Drużyna 4. kolejki PlusLigi
Wiele się działo w czwartej kolejce PlusLigi. W aktualnego spotkaniu mistrza Polski z brązowym medalistą lepszy okazał się ten pierwszy, a największą niespodzianką była pierwsza wygrana Exact Systems Hemarpolu Częstochowa na najwyższym szczeblu rozgrywek.
Zacznijmy od beniaminka, który na historyczne zwycięstwo w PlusLidze, czekał do czwartej kolejki. Jest ono zaskakujące, ponieważ zostało odniesione w Kędzierzynie-Koźlu, gdzie Grupa Azoty ZAKSA przegrywa bardzo rzadko. Gospodarze mieli kłopoty kadrowe, jednak nie umniejsza to sukcesu częstochowskiej drużyny, która zagrała bardzo dobrze. Bohaterem był Mateusz Borkowski, który wszedł na boisko jako zmiennik i zdobył 22 punkty, atakując z 60-procentową skutecznością i mając dwa asy. Niespełna 22-letni zawodnik uczył się w spalskiej SMS PZPS, później grał w PSG KPS Siedlce, a od 2022 roku jest siatkarzem częstochowskiego klubu.
Wyróżniliśmy też rozgrywającego Exact Systems Hemarpolu - Tomasz Kowalski jest graczem doświadczonym, który prawie dekadę temu zadebiutował w PlusLidze. W zespole tegorocznego beniaminka jest od trzech lat, pomagając mu w awansie do najlepszej ligi na świecie. W tym sezonie zaczął jako zmiennik, ale w Kędzierzynie-Koźlu wyszedł w podstawowej szóstce i bardzo dobrze poprowadził grę, wydatnie przyczyniając się do pokonania najlepszej drużyny Europy.
W spotkaniu na szczycie Jastrzębski Węgiel po raz dziewiąty z rzędu okazał się lepszy w PlusLidze od Asseco Resovii. Rzeszowianie ostatni raz wygrali z aktualnym mistrzem Polski 2 marca 2019 roku, czy 1713 dni temu. Mistrzom Polski sukces nie przyszedł łatwo, bo w dwóch z zwycięskich trzech setów różnica wyniosła tylko dwa punkty, a dopiero w czwartym - ostatnim - była większa (25:20). W jastrzębskim zespole świetnie wypadli Rafał Szymura (MVP) i Tomasz Fornal (60-proc. skuteczność w ataku) i zapewne byliby w naszej podstawowej szóstce, gdyby nie kapitalna postawa Moritza Karlitzka, ale o nim później... W Asseco Resovii dobrze zagrał Jakub Kochanowski (4 asy i 2 bloki), zasługując na wyróżnienie mimo przegranej.
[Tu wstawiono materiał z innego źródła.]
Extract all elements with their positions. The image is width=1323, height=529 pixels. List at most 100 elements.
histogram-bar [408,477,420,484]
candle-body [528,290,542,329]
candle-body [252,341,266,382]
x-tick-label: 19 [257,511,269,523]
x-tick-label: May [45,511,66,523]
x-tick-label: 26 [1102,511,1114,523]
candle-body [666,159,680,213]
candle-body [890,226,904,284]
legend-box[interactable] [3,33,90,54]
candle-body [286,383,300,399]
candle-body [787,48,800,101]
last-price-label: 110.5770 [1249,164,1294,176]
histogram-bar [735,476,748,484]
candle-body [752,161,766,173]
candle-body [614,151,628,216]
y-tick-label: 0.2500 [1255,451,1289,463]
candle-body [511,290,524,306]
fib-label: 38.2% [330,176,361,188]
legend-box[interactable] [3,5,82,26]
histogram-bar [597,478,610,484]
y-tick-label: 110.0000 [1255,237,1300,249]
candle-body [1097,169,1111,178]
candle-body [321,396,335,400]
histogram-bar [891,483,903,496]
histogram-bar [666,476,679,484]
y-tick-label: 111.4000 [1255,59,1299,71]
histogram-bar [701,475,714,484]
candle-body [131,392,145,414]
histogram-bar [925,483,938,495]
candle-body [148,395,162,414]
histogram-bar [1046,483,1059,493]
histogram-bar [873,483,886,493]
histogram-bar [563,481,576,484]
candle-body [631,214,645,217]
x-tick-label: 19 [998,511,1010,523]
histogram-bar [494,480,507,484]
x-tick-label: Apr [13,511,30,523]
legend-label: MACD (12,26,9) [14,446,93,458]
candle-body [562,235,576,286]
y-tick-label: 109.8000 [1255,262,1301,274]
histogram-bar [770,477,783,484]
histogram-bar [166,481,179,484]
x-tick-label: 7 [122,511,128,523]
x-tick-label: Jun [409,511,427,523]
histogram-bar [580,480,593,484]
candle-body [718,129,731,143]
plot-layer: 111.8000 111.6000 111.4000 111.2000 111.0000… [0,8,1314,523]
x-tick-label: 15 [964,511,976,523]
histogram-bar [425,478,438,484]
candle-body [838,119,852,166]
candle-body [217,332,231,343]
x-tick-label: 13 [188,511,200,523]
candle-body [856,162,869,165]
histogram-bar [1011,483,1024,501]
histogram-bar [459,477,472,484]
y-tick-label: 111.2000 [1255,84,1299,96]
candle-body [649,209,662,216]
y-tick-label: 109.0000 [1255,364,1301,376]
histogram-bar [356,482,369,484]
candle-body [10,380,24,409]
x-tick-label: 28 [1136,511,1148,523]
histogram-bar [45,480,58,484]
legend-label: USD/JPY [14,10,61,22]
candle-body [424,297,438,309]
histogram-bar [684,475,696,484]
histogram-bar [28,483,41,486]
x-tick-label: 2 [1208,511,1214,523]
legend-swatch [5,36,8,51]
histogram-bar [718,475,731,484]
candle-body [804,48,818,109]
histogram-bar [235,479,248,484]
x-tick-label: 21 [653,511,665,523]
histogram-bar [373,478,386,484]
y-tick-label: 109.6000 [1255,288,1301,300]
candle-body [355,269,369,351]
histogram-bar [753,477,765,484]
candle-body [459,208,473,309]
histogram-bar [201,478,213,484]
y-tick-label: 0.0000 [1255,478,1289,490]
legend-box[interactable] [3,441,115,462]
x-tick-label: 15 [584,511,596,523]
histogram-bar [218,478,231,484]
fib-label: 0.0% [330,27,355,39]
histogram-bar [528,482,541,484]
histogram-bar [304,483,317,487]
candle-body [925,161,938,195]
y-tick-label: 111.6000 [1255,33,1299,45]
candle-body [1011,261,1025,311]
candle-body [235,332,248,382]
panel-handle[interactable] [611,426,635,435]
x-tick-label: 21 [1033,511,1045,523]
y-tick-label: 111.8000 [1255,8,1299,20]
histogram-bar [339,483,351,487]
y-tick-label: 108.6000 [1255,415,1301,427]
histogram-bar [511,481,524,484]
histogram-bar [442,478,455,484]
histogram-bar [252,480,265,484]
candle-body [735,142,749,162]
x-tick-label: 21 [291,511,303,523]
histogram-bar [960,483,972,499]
Teraz o wspomnianym Karlitzku, który ustanowił swój plusligowy rekord w licznie punktowych zagrywek. W wygranym przez Indykpol AZS spotkaniu w Nysie miał aż osiem asów! O jednego mniej miał Alexandre Ferreira z Bogdanki LUK Lublin, która wygrała 3:1 z PGE GiEK Skrą Bełchatów. Znów doskonały mecz rozegrał libero Thales Hoss, dokonujący cudów w obronie. Trzecim lublinianinem w drużynie kolejki jest środkowy Marcin Kania, który skończył 9 z 12 ataków i miał pięć punktowych bloków.
W czwartej kolejce wyróżnili się rozgrywający, dla których jednak mamy tylko dwa miejsca. Tym drugim jest Kamil Droszyński, MVP meczu Trefla Gdańsk z KGHM Cuprum Lubin (3:0). Na najlepszego zawodnika spotkania w Zawierciu został wybrany Karol Butryn, lecz nie gorszy był doświadczony Jakub Jarosz, którego wejście na boisko poderwało GKS Katowice, pozwalając doprowadzić do tie-breaka.
Symboliczną drużynę uzupełnili dwaj środkowi: debiutujący w PlusLidze w tym sezonie Joaquin Gallego ze Ślepska Malow Suwałki oraz doświadczony Andrzej Wrona z Projektu Warszawa. Drugim libero jest Jakub Popiwczak.